Deuil de l’inconnu

21 juin 2019 à 18:31

Il n’y a pas que les séries étasuniennes pour se prendre de passion pour la mort et le deuil en ce moment. En Espagne, les spectateurs découvraient voilà quelques mois El Embarcadero. Un peu comme dans Dead to Me dont on parlait quelques jours plus tôt, on y retrouve deux femmes liées par la mort d’un homme. Les comparaisons s’arrêtent là, cependant, comme vous allez le voir.

Álex et Óscar forment un couple marié auquel tout réussit. Ils ont toutes sortes de réunions et de projets, font des voyages d’affaires, et mènent une vie plus que confortable. Le jour-même où Álex décroche un contrat sur lequel elle a longtemps travaillé (la construction d’un nouveau gratte-ciel), son mari s’est envolé pour l’Allemagne ; ce soir-là, alors qu’ils se réjouissent de la nouvelle par téléphone, Óscar lui demande si elle aimerait que leur prochain projet soit d’avoir un enfant.
Évidemment ce bonheur ne saurait durer : quelques heures plus tard, Álex est contactée par la police : on lui demande de venir identifier le corps d’Óscar, retrouvé dans sa voiture, garée sur une jetée… en Espagne.
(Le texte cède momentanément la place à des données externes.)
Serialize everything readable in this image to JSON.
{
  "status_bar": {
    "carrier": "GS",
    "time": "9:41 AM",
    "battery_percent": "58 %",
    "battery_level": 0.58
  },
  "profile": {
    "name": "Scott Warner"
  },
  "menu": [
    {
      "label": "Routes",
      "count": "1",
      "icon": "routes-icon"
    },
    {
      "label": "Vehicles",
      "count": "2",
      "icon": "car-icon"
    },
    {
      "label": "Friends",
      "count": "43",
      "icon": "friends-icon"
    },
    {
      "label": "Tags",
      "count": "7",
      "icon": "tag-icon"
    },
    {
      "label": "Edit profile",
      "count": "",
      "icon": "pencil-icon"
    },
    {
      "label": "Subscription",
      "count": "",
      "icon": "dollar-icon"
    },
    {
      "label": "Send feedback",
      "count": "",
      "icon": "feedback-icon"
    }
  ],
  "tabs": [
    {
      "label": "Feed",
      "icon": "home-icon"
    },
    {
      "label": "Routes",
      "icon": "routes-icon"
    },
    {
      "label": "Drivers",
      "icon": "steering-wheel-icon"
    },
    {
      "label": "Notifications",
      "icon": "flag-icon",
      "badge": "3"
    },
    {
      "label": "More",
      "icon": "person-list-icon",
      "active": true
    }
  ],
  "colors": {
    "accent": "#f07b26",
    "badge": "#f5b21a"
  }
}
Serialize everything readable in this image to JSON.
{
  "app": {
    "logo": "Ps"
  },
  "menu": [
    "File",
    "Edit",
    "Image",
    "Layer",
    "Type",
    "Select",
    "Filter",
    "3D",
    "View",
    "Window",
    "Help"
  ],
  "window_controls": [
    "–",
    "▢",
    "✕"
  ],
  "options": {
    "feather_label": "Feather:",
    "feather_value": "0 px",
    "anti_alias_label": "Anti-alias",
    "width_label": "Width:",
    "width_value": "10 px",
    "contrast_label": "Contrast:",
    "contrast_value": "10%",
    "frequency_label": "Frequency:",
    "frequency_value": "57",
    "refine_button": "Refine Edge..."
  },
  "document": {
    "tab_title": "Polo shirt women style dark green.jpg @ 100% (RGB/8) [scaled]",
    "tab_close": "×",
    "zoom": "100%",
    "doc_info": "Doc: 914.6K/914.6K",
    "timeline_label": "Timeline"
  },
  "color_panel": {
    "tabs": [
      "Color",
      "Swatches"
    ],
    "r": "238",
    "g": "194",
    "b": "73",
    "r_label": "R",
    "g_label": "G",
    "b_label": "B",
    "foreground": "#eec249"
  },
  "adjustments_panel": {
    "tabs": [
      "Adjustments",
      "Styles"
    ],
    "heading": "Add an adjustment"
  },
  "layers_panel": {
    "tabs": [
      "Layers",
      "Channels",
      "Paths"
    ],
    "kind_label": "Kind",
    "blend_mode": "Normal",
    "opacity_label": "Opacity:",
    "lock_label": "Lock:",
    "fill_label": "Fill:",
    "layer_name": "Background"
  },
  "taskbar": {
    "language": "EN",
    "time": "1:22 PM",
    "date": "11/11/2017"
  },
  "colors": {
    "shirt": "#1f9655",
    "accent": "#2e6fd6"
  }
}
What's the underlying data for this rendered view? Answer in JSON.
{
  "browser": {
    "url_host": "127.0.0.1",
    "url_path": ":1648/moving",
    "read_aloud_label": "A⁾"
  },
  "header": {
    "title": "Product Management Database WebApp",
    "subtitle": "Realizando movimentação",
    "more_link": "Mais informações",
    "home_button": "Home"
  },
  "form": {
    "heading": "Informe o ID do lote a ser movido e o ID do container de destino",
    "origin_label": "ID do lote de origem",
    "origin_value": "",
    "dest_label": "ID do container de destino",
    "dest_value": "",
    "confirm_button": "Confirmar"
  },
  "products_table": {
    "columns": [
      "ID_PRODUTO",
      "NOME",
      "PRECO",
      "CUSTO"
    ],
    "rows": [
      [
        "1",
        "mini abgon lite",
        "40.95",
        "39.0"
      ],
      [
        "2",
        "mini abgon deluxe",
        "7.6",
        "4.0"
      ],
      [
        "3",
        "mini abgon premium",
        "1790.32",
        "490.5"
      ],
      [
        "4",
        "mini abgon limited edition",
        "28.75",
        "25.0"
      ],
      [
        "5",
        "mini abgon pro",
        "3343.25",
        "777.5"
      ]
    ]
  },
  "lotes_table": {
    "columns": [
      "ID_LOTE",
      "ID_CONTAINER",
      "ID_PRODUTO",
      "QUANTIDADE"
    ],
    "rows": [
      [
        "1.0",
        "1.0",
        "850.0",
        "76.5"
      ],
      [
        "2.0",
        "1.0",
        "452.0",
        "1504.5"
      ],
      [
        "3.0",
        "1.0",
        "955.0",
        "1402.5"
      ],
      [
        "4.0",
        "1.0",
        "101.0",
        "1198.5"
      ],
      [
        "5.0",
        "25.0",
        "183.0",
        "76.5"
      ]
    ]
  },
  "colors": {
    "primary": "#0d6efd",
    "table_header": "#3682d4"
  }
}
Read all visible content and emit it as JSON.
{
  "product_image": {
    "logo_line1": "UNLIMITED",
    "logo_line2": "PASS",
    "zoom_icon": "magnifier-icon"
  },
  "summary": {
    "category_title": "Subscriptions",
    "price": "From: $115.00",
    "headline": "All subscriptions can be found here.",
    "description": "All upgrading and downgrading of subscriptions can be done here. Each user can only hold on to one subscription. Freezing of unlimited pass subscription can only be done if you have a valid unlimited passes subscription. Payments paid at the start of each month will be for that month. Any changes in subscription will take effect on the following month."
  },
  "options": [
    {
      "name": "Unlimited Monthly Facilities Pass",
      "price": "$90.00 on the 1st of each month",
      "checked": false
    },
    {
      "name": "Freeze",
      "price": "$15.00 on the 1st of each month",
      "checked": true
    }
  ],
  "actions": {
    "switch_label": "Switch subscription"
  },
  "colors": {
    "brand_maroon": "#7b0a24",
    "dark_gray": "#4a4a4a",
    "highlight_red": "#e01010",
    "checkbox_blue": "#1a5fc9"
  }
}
Après une saine dose de déni (son mari n’est-il pas supposé être à un voyage d’affaires en Allemagne ?!), Álex doit accepter que son époux est bel et bien décédé, une fois à la morgue. Pire : il se serait suicidé. Pourtant ce n’est que le début de ses désillusions : parmi les effets personnels du défunt qui lui sont remis, se trouve une deuxième téléphone. Dedans, des dizaines de contacts qu’elle ne connaît pas, mais surtout… des videos d’une femme.
Ces videos, en réalité, nous les avons vues au début de l’épisode introductif d’El Embarcadero. Leur douceur mais aussi leur réalisation élusive ne nous avaient pas nécessairement fait prêter attention au fait que cette femme, celle qu’Óscar n’a de cesse de caresser, celle qu’il prend dans sans bras, celle avec laquelle il passe des heures au lit… ce n’est pas Álex.
Il y a une autre femme.

Le premier épisode d’El Embarcadero suit les étapes du deuil d’Álex, et il est plutôt normal de passer par certaines d’entre elles lorsque tant de choses semblent basculer en quelques heures. Comment vivre ce deuil « normalement » (si tant est que cela soit possible !), notamment avec les obligations sociales qui sont attachées à ce genres de choses, quand on est en train de découvrir qu’on ne connaissait pas son propre mari ? Quand tout semble s’effondrer ? Quand sa vie décide de n’avoir été qu’un grand mensonge ?
La question suivante est logique : Álex veut savoir qui est cette femme. D’emblée bien-sûr, Álex la hait. A l’aide des fameuses videos de cette intimité qui n’est pas la sienne, elle remonte la piste et découvre la maison où elle vit. Mais dans sa hargne (qui doit, ma foi, bien trouver quelqu’un sur qui reporter sa colère), elle va découvrir que cette autre femme vit aussi un deuil. Pour Verónica, le monde vient de s’effondrer…

Pour l’instant je n’ai vu que le premier épisode d’El Embarcadero ; il y a des choses qui ont du potentiel, d’autres qui pourraient être un peu paresseuses.
La série tente pour le moment d’essayer d’inclure des retournements de situation (y compris un cliffhanger en fin d’épisode) qui ne m’attirent pas trop, je dois dire ; je continue de croire qu’il doit être possible, non : qu’il EST possible d’écrire une série dramatique sans se reposer sur des facilités narratives. Je sais que ça se fait parce que j’ai vu suffisamment de dorama japonais pour en acquérir la certitude : parfois, on peut tout-à-fait s’accorder à ne parler que de l’humain, et ne pas tenter de visser le spectateur à une série avec des rebondissements manufacturés par facilité (ou pire, par manque de confiance en l’intrigue principale). Donc ce premier épisode me laisse un peu une impression de méfiance.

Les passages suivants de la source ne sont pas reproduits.